Published Date: 21.02.2013
Twelve police officers have been disciplined following a complaint to the Police Ombudsman’s Office about the search for a man who was reported as missing.
The body of 22 year old James Fenton, who had been a patient at the Ulster Hospital in Dundonald, was found in a secluded part of the hospital grounds ten weeks after he had been reported as missing and approximately 40 metres from where he had last been seen.
James Fenton was 22 when he died.
PDF: Full Public Statement
A Post Mortem examination was unable to establish how he died. Members of the Fenton family complained to the Police Ombudsman about the thoroughness of the police investigation to find James and asked why his body had lain undiscovered for ten weeks.
James, who was from Bangor, admitted himself as a voluntary patient to the Hospital’s Mental Health Ward on the night of Friday 2 July 2010, but by midnight had been reported to police as missing.
Two police officers carried out an immediate torchlight search of part of the grounds. They reported back to their control room that they had been unable to find James and that, in their view, he was at a ‘high risk’ of suicide. Police procedure says that in the case of such ‘high risk’ missing persons, a Detective Inspector should be notified urgently.
Police Ombudsman investigators have established that the on call Detective Inspector was not contacted until 14:00hrs – 14 hours after James had been reported as missing.
The Police Ombudsman, Dr Michael Maguire, said by that stage time had been lost: “Police records, timed at 10:15 hours, show that there were signals coming from the mobile phone James had with him. By 11:39 hours these signals had died and a crucial line of enquiry was lost.
"Had this work been undertaken soon after James went missing and under the guidance of a detective, it may have proved more fruitful.” he said.
Search stopped at fence bordering woodland where James' body was eventually found.
Dr Maguire was also critical of a decision by the Detective Inspector not to go to the hospital. “This officer did not have a clear understanding of the hospital buildings or the topography of the area to be searched. The search which took place stopped at a fence which bordered a wooded area in the Hospital complex where James’ body was eventually found,” he said.
During the days which followed, a number of people reported having seen James. Although police did not record witness statements from most of these people, the sightings increasingly became the focus of the investigation.
“Despite the lack of rigour in the way police dealt with these reported sightings, police came to the view that James was still alive and being sheltered by his friends.
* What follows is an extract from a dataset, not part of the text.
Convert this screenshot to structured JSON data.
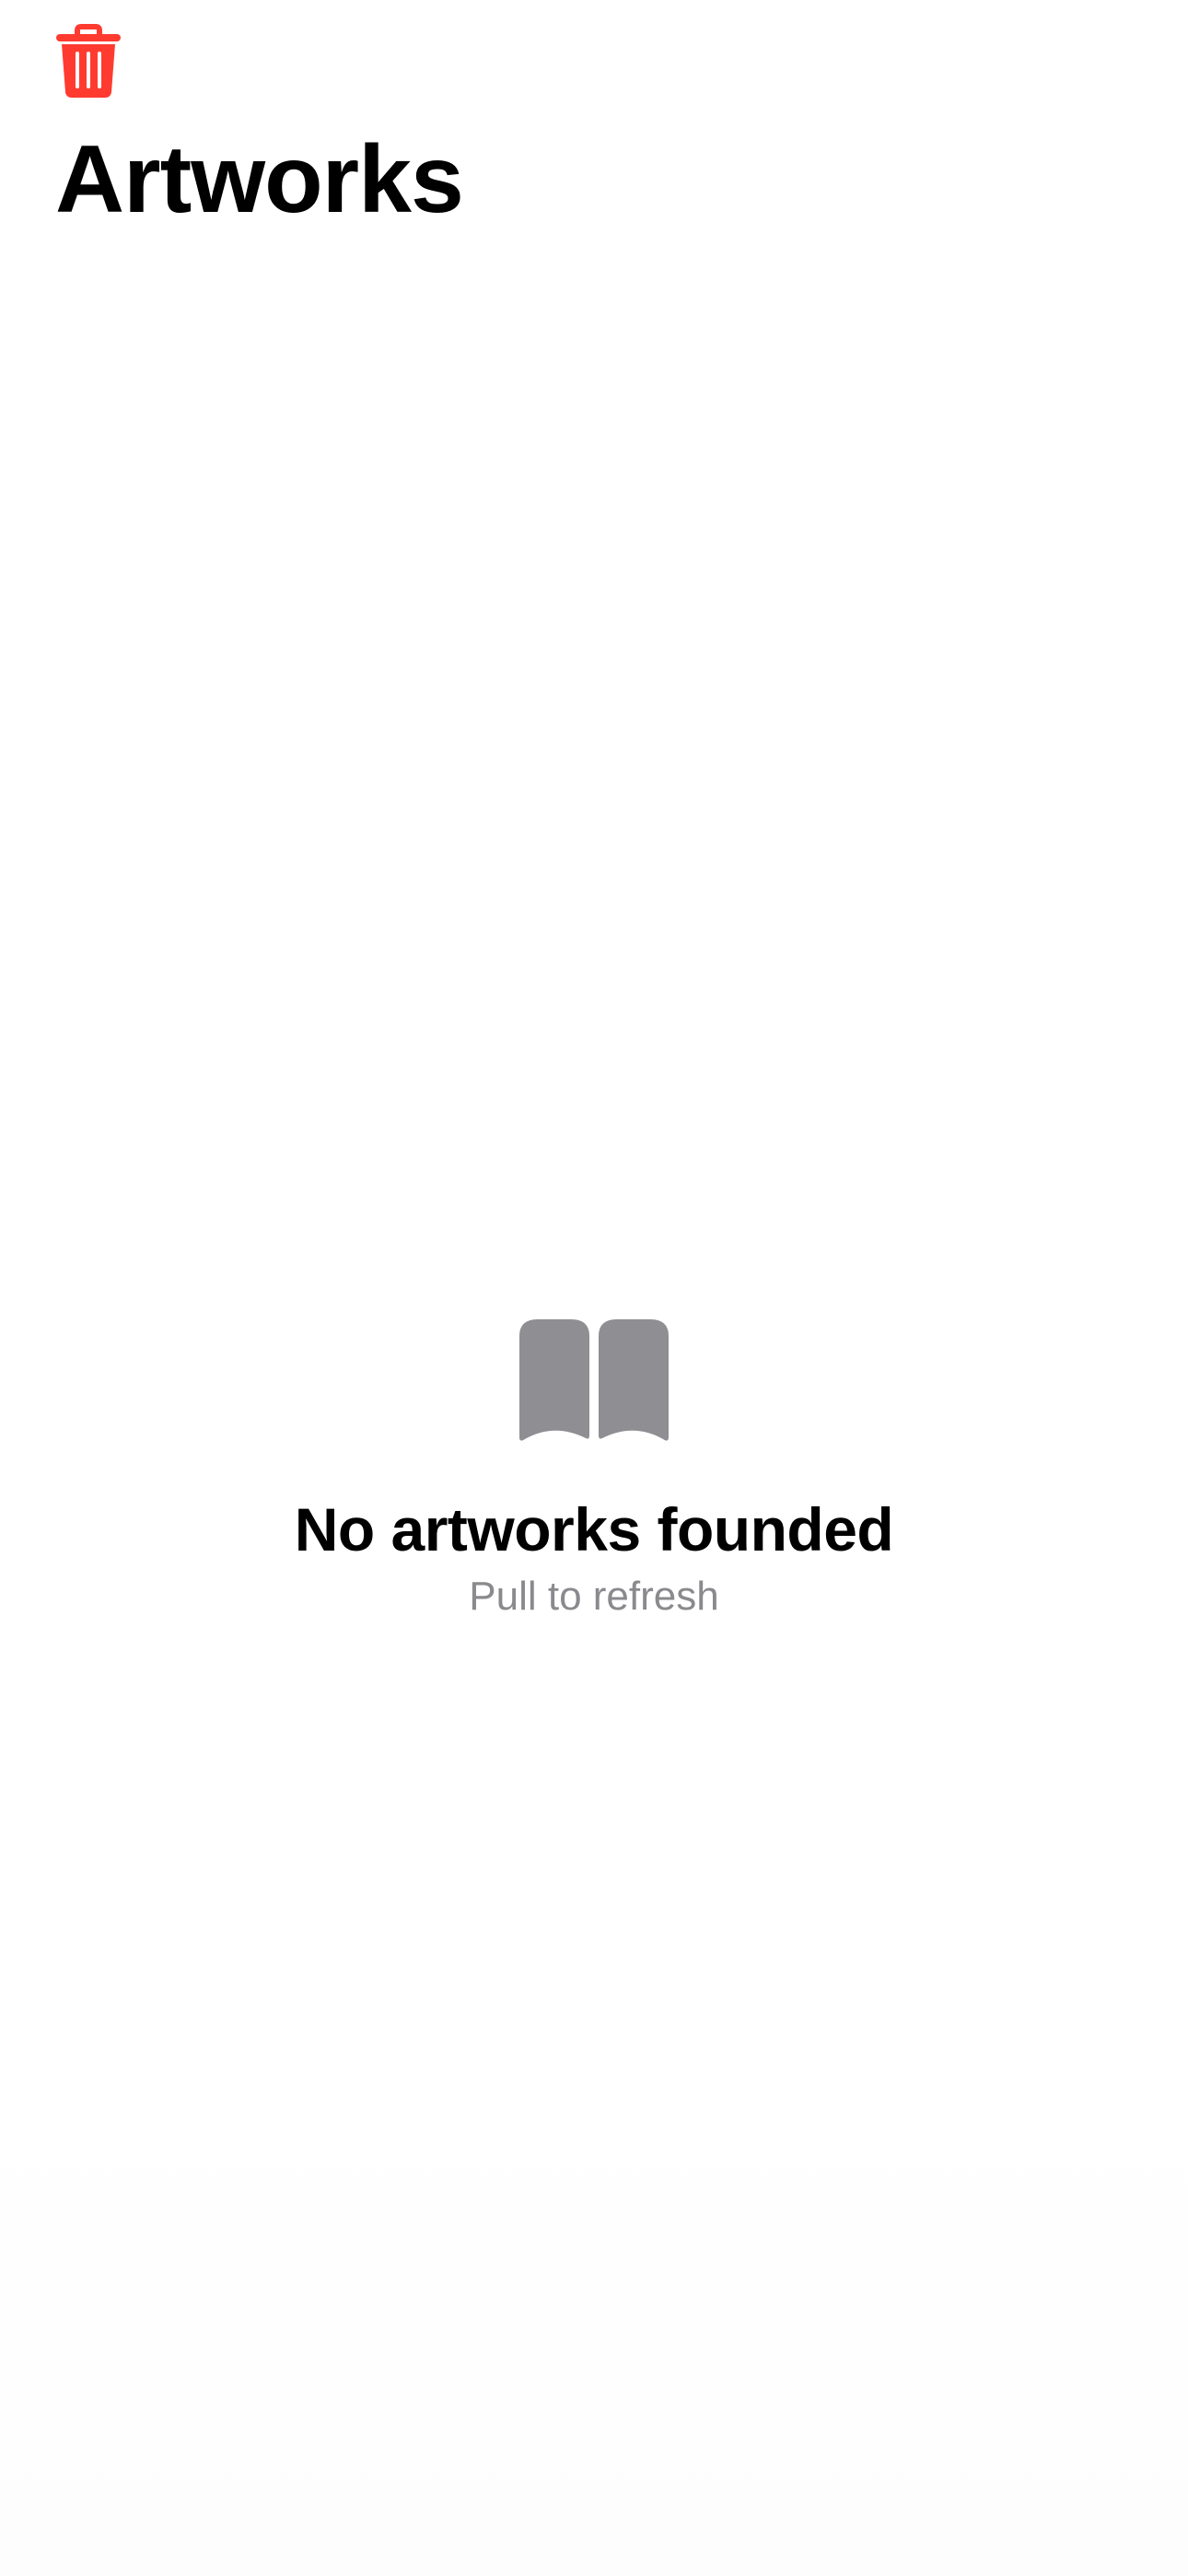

Indeed, they went to the extent of warning some people that they ran the risk of prosecution if they continued to hide him.
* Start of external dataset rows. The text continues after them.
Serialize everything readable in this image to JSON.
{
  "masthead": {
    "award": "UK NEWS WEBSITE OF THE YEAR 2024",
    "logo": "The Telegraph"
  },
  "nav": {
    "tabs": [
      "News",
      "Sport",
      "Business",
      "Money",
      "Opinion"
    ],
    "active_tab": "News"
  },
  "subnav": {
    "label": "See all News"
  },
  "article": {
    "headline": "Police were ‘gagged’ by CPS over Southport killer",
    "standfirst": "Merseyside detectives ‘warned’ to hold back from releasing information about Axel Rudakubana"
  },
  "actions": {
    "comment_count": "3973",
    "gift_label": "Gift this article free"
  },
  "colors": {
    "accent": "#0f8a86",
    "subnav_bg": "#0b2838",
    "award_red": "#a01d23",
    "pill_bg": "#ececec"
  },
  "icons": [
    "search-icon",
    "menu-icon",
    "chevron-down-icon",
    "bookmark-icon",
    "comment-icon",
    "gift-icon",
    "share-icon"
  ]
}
"The police carried out a number of reviews of their investigation but there was no thought given to reconsidering the original search strategy or other aspects of the early part of the investigation. The task of viewing CCTV footage from the hospital was completely overlooked, for example,” said Dr Maguire.
Police did not seem to listen to family.
The Police Ombudsman is also critical of how police dealt with James’ family. “The police did not seem to be listening to the Fenton family and in particular what they were saying about James’ character and how unlikely it would have been for him to be missing for such a long time. It is no coincidence that the decision to carry out the final, successful, search was after a senior police officer had taken time to meet the Fenton family and listen to them,” he said.
Dr. Maguire has characterised the police investigation into James’ disappearance as “a catalogue of mistake after mistake”:
“We found many examples of where police procedures were either not fully followed or completely ignored. There was little evidence of any consistent senior level oversight of the investigation and it was largely allowed to drift along until its latter stages.
"Overall, the initial police response to the report that a ‘high risk’ person was missing lacked clear direction and purpose and as the investigation progressed, it was further undermined by a lack of leadership and direction,” he said.